Here’s a graphical view of the cycles:
The first thing to realize about planetary orbits, as demonstrated by Johannes Kepler, is that they are not circular. As a first approximation, all orbits are elliptical. They orbit the central body on an oval path, so sometimes the orbiting body is closer, while sometimes it is farther away. In other words, for part of the year Earth is closer to the Sun than it is on the other half of the orbit. Presently, we are at our closest during the part of the orbit where it is winter in the northern hemisphere. It seems quite nice that things would be set up that way, doesn’t it? The part of our planet that has more land and more people is closer to its heat source during the coldest part of the year.
How does this affect our climate, and what is orbital eccentricity anyway? As there is more land in the north and more water in the south, the current regime keeps us a little warmer. Incoming sunlight is reflected more by snow-covered land than by open water. It has a higher albedo. If the great northern continents had more snow cover, as they would in longer, colder winters, they would reflect more sunlight and cool even more. One ingredient for a possible ice age. One component in our current lack of glaciation.
Orbital eccentricity, the Milankovitch cycle in this post, is the name for how elliptical an orbit is. A nearly circular orbit is less eccentric, and a more elliptical one is more eccentric.
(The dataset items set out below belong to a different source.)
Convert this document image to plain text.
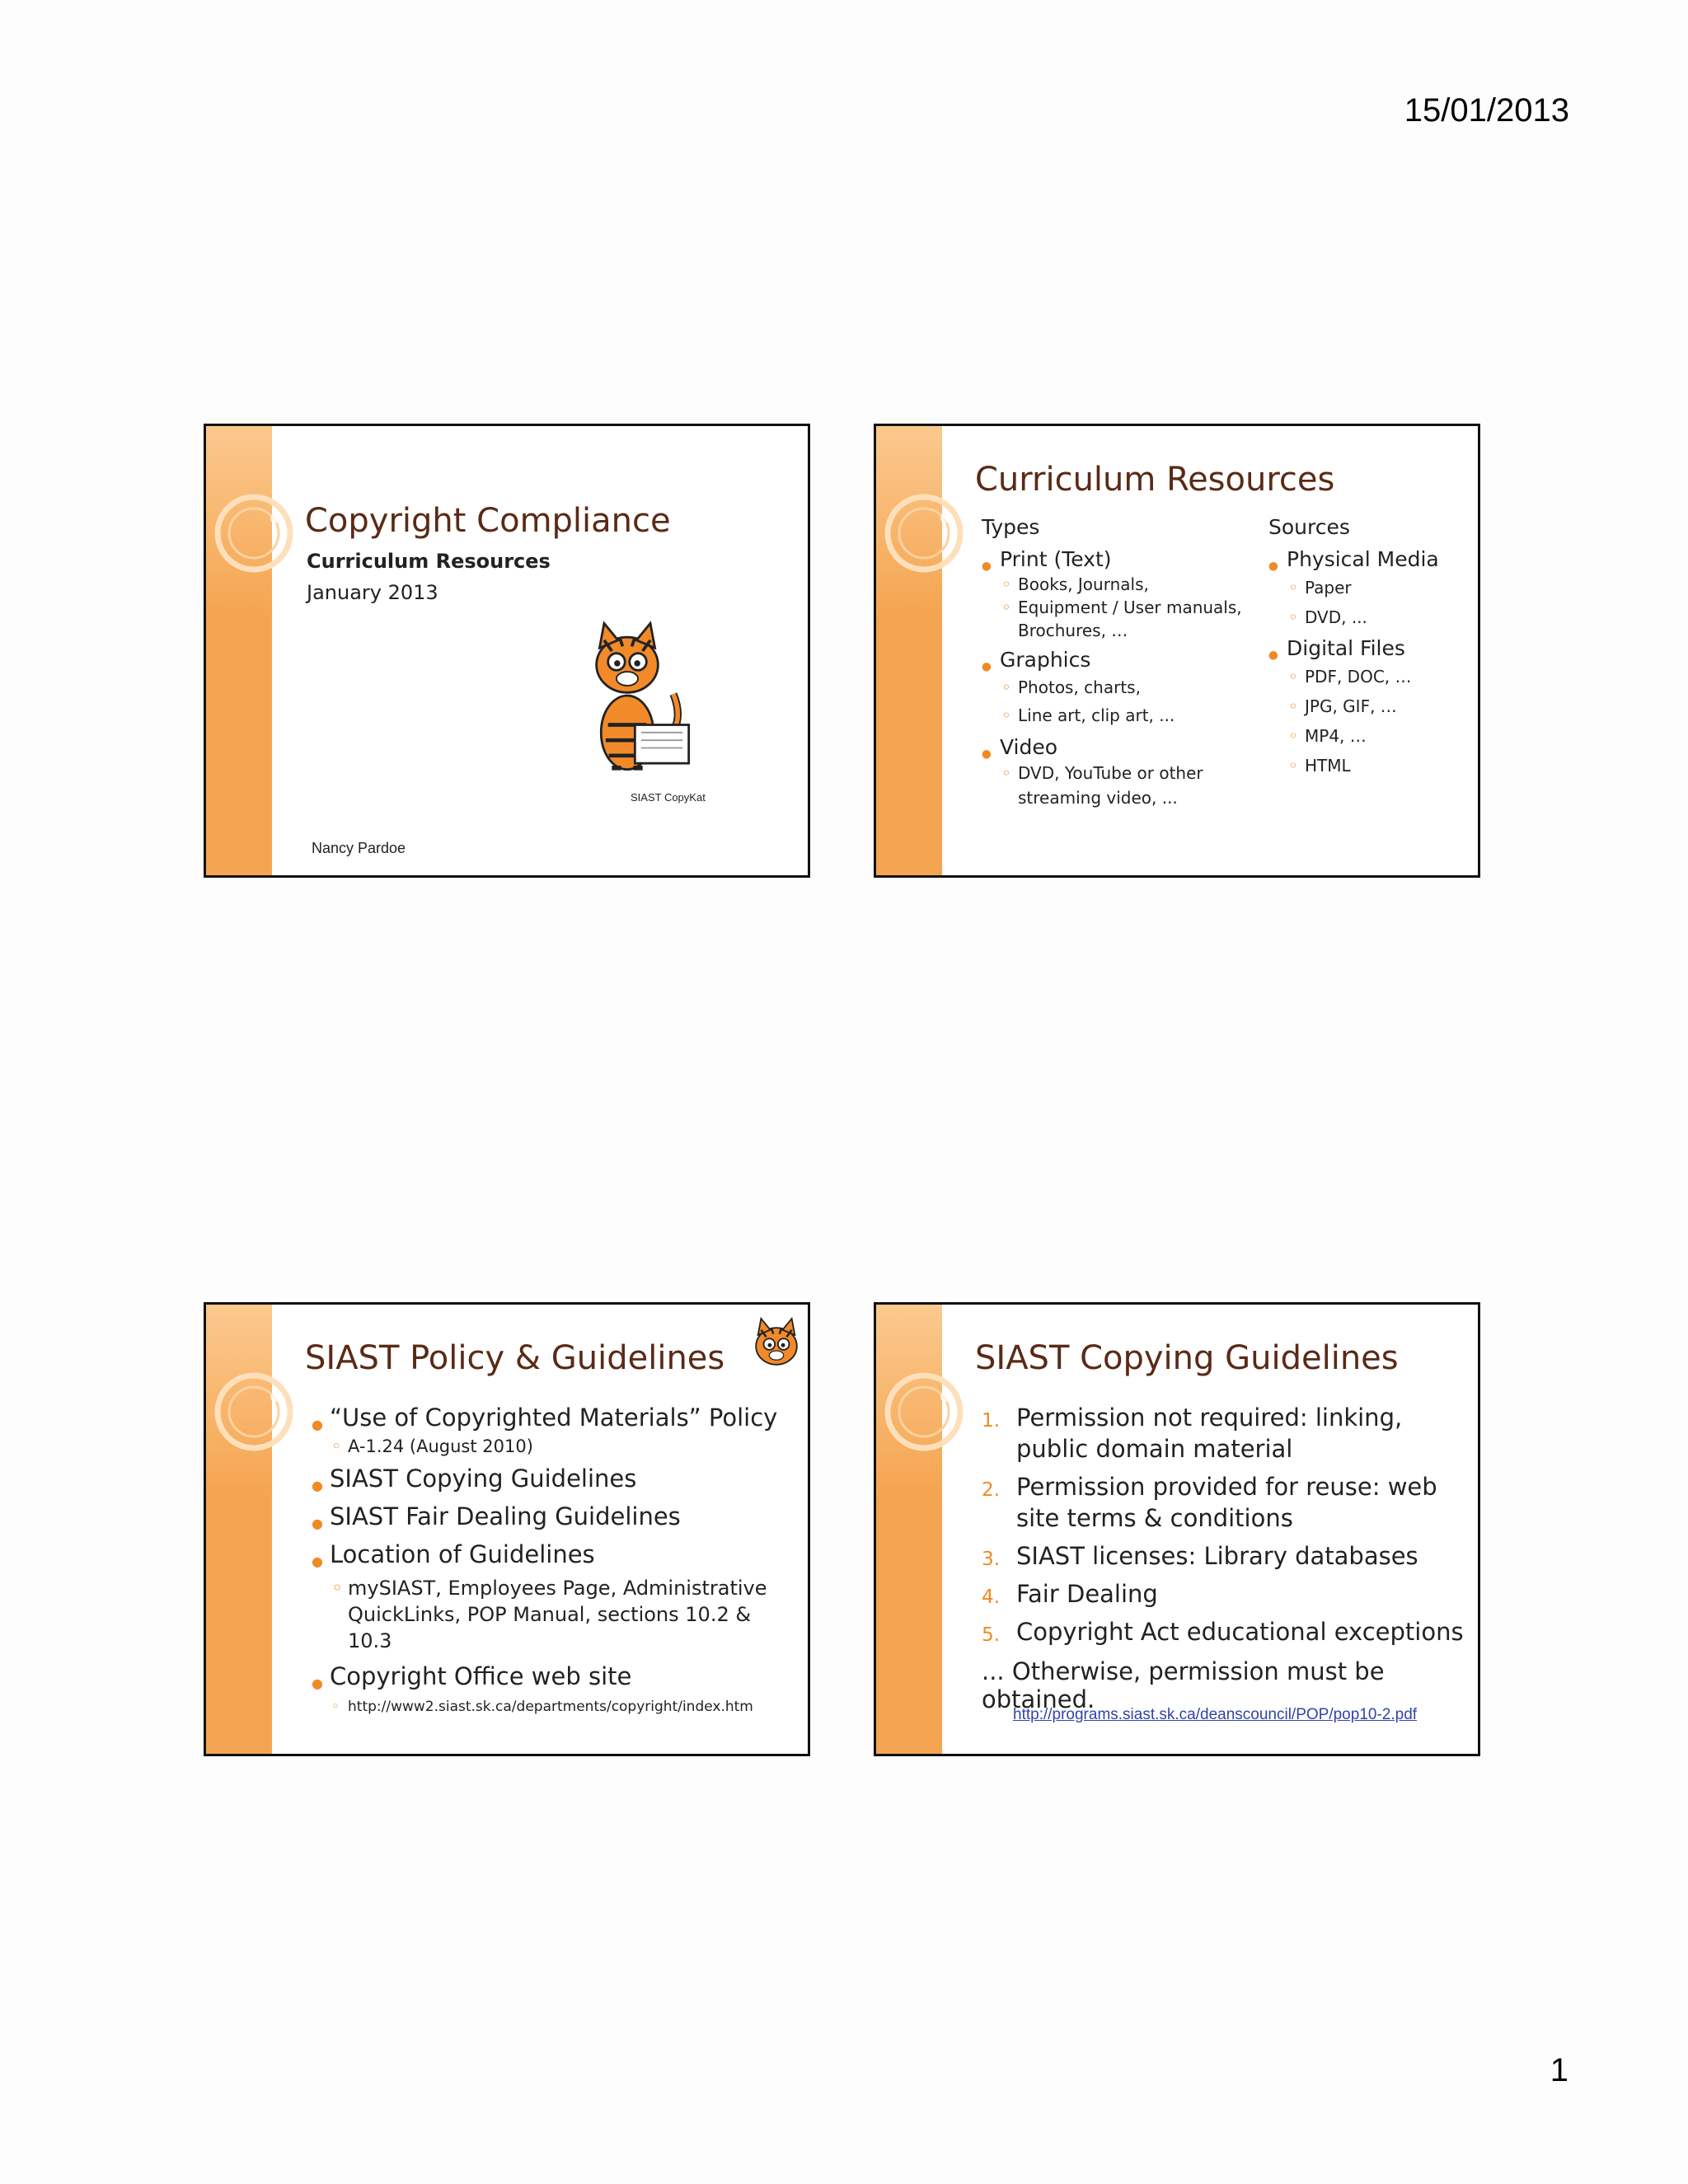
15/01/2013
Copyright Compliance
Curriculum Resources
January 2013
SIAST CopyKat
Nancy Pardoe
Curriculum Resources
Types	Sources
● Print (Text)
◦ Books, Journals,
◦ Equipment / User manuals, Brochures, …
● Graphics
◦ Photos, charts,
◦ Line art, clip art, ...
● Video
◦ DVD, YouTube or other streaming video, ...
● Physical Media
◦ Paper
◦ DVD, ...
● Digital Files
◦ PDF, DOC, …
◦ JPG, GIF, …
◦ MP4, …
◦ HTML
SIAST Policy & Guidelines
● “Use of Copyrighted Materials” Policy
◦ A-1.24 (August 2010)
● SIAST Copying Guidelines
● SIAST Fair Dealing Guidelines
● Location of Guidelines
◦ mySIAST, Employees Page, Administrative QuickLinks, POP Manual, sections 10.2 & 10.3
● Copyright Office web site
◦ http://www2.siast.sk.ca/departments/copyright/index.htm
SIAST Copying Guidelines
1. Permission not required: linking, public domain material
2. Permission provided for reuse: web site terms & conditions
3. SIAST licenses: Library databases
4. Fair Dealing
5. Copyright Act educational exceptions
... Otherwise, permission must be obtained.
http://programs.siast.sk.ca/deanscouncil/POP/pop10-2.pdf
1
The astounding fact is that Earth’s orbit oscillates between more and less eccentric in a 100,000 year cycle. That variability is one of the astronomical factors that Milankovitch calculated in his quest to see if such things could contribute to the ice ages discovered by geologists. Currently the eccentricity is near its minimum — our orbit is nearly circular — with a difference of only about three percent between the smallest and greatest distance from the Sun in a year. This tends to keep us a little warmer. However, the eccentricity is increasing, which should lead to a cooling trend. When the orbit is more elliptical, with the Sun at one focus of the ellipse, the Earth spends more time farther from the Sun, out on the long end of the ellipse. This leads to a gradual cooling trend, contributing to the possibility of accumulating snow and ice. On average during this latest Ice Age, comprising the last few million years, the approximately 100,000 year cycles are roughly 80% cold and glacial, and 20% warm and interglacial.
The 100,000 year cycle in Earth’s orbital eccentricity is the dominant cycle contributing to cooling and warming. The other, shorter cycles make their contribution when they ‘sync’ up with the big one. We’ll talk about those cycles in future posts, beginning with axial obliquity.